The first thing that tiny group of observant Jews who came in faith to believe Jesus was the Messiah did in the wake of the death of Jesus was to begin to understand how the crucifixion fit into the redemptive plan of God. Contrary to the views of some folks, the catholic tradition has never had an official teaching on Jesus’ death; instead each succeeding era of Christians have come to their own beliefs in a manner consonant with the culture of the time.
As long as Christianity was a sect of Judaism the death of Jesus was interpreted in the context of the Jewish sacrificial system. His death was an offering to God he gave of himself in complete and utter obedience to God. It was not that God commanded Jesus to die as a substitute for sinful people, it was that Jesus was obedient to God and took the consequences of that obedience, which meant death at the hands of sinful people. This made perfect sense because the Jewish sacrificial system was about offerings, not substitutes. No Jew ever thought that the calf being offered in the temple was a substitute for a human being, as if God had said, “either the cow gets it or you do.” That calf was an offering to God, which, when God accepted it, meant that reconciliation was complete.

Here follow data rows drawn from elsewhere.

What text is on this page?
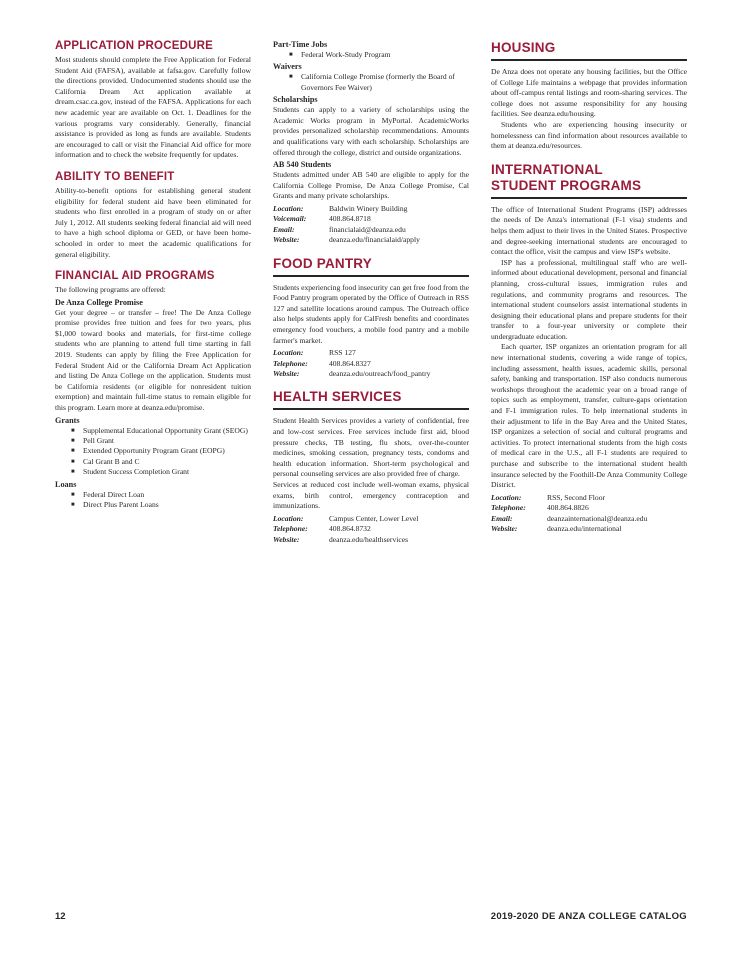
APPLICATION PROCEDURE

Most students should complete the Free Application for Federal Student Aid (FAFSA), available at fafsa.gov. Carefully follow the directions provided. Undocumented students should use the California Dream Act application available at dream.csac.ca.gov, instead of the FAFSA. Applications for each new academic year are available on Oct. 1. Deadlines for the various programs vary considerably. Generally, financial assistance is provided as long as funds are available. Students are encouraged to call or visit the Financial Aid office for more information and to check the website frequently for updates.

ABILITY TO BENEFIT

Ability-to-benefit options for establishing general student eligibility for federal student aid have been eliminated for students who first enrolled in a program of study on or after July 1, 2012. All students seeking federal financial aid will need to have a high school diploma or GED, or have been home-schooled in order to meet the academic qualifications for general eligibility.

FINANCIAL AID PROGRAMS

The following programs are offered:

De Anza College Promise

Get your degree – or transfer – free! The De Anza College promise provides free tuition and fees for two years, plus $1,000 toward books and materials, for first-time college students who are planning to attend full time starting in fall 2019. Students can apply by filing the Free Application for Federal Student Aid or the California Dream Act Application and listing De Anza College on the application. Students must be California residents (or eligible for nonresident tuition exemption) and maintain full-time status to remain eligible for this program. Learn more at deanza.edu/promise.

Grants
■ Supplemental Educational Opportunity Grant (SEOG)
■ Pell Grant
■ Extended Opportunity Program Grant (EOPG)
■ Cal Grant B and C
■ Student Success Completion Grant
Loans
■ Federal Direct Loan
■ Direct Plus Parent Loans
Part-Time Jobs
■ Federal Work-Study Program
Waivers
■ California College Promise (formerly the Board of Governors Fee Waiver)
Scholarships

Students can apply to a variety of scholarships using the Academic Works program in MyPortal. AcademicWorks provides personalized scholarship recommendations. Amounts and qualifications vary with each scholarship. Scholarships are offered through the college, district and outside organizations.

AB 540 Students

Students admitted under AB 540 are eligible to apply for the California College Promise, De Anza College Promise, Cal Grants and many private scholarships.

Location:	Baldwin Winery Building
Voicemail:	408.864.8718
Email:	financialaid@deanza.edu
Website:	deanza.edu/financialaid/apply
FOOD PANTRY

Students experiencing food insecurity can get free food from the Food Pantry program operated by the Office of Outreach in RSS 127 and satellite locations around campus. The Outreach office also helps students apply for CalFresh benefits and coordinates emergency food vouchers, a mobile food pantry and a mobile farmer's market.

Location:	RSS 127
Telephone:	408.864.8327
Website:	deanza.edu/outreach/food_pantry
HEALTH SERVICES

Student Health Services provides a variety of confidential, free and low-cost services. Free services include first aid, blood pressure checks, TB testing, flu shots, over-the-counter medicines, smoking cessation, pregnancy tests, condoms and health education information. Short-term psychological and personal counseling services are also provided free of charge.

Services at reduced cost include well-woman exams, physical exams, birth control, emergency contraception and immunizations.

Location:	Campus Center, Lower Level
Telephone:	408.864.8732
Website:	deanza.edu/healthservices
HOUSING

De Anza does not operate any housing facilities, but the Office of College Life maintains a webpage that provides information about off-campus rental listings and room-sharing services. The college does not assume responsibility for any housing facilities. See deanza.edu/housing.

Students who are experiencing housing insecurity or homelessness can find information about resources available to them at deanza.edu/resources.

INTERNATIONAL
STUDENT PROGRAMS

The office of International Student Programs (ISP) addresses the needs of De Anza's international (F-1 visa) students and helps them adjust to their lives in the United States. Prospective and degree-seeking international students are encouraged to contact the office, visit the campus and view ISP's website.

ISP has a professional, multilingual staff who are well-informed about educational development, personal and financial planning, cross-cultural issues, immigration rules and regulations, and community programs and resources. The international student counselors assist international students in designing their educational plans and prepare students for their transfer to a four-year university or complete their undergraduate education.

Each quarter, ISP organizes an orientation program for all new international students, covering a wide range of topics, including assessment, health issues, academic skills, personal safety, banking and transportation. ISP also conducts numerous workshops throughout the academic year on a broad range of topics such as employment, transfer, culture-gaps orientation and F-1 immigration rules. To help international students in their adjustment to life in the Bay Area and the United States, ISP organizes a selection of social and cultural programs and activities. To protect international students from the high costs of medical care in the U.S., all F-1 students are required to purchase and subscribe to the international student health insurance selected by the Foothill-De Anza Community College District.

Location:	RSS, Second Floor
Telephone:	408.864.8826
Email:	deanzainternational@deanza.edu
Website:	deanza.edu/international
12	2019-2020 DE ANZA COLLEGE CATALOG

Only when Christianity separated from Judaism did Jesus come to be seen as a substitute for sinful humanity. That interpretation was perfected in Medieval Europe, a society that understood justice in terms of the maintenance of honor. St. Anselm captured the spirit of this age beautifully in his magnificent treatise entitled “Why God Became Man.” Because man had sinned against God’s honor, God’s justice demanded that man repay the debt. God could not forgive without punishment because that would violate God’s justice, and God simply cannot do that, so Jesus is the substitute for humanity. The substitutionary view of the death of Jesus swept the High Medieval era, and continues to be an important way of interpreting the death of Jesus.
In spite of its continued popularity among many Christians, substitutionary theories about the death of Jesus have become deeply problematic for many others. Today most of us don’t tie justice to honor in the way Europeans did 1,000 years ago, and therefore it makes no sense to suggest that God can’t just forgive. Beyond that, we have seen in South Africa and other places that sometimes for the sake of peace and reconciliation it is vital to abandon the notion of an eye for eye and to accept instead offerings in the form of apologies and open confessions. Tutu and Mandela realized that if South Africa was going to get beyond revenge for the crimes of Apartheid and into genuine reconciliation the strict demands of justice were going to have to be abandoned, and that is what they did. The Peace and Reconciliation Commission broke the spiral of violence not by executing people, or throwing them into prison for decades, but by doing exactly what the Medieval world would never have done; they forgave when genuine repentance was shown. If Christianity is to remain relevant today it is high time to take seriously the culture and experiences of the modern world, and to rethink what the death of Jesus means to us now. This will not result in a watering down of the faith, nor in some sort of capitulation to the Spirit of the Age. On the contrary, it will be the faithful continuation of a process started immediately after the crucifixion, and carried on by each succeeding generation of Christians from that moment to this.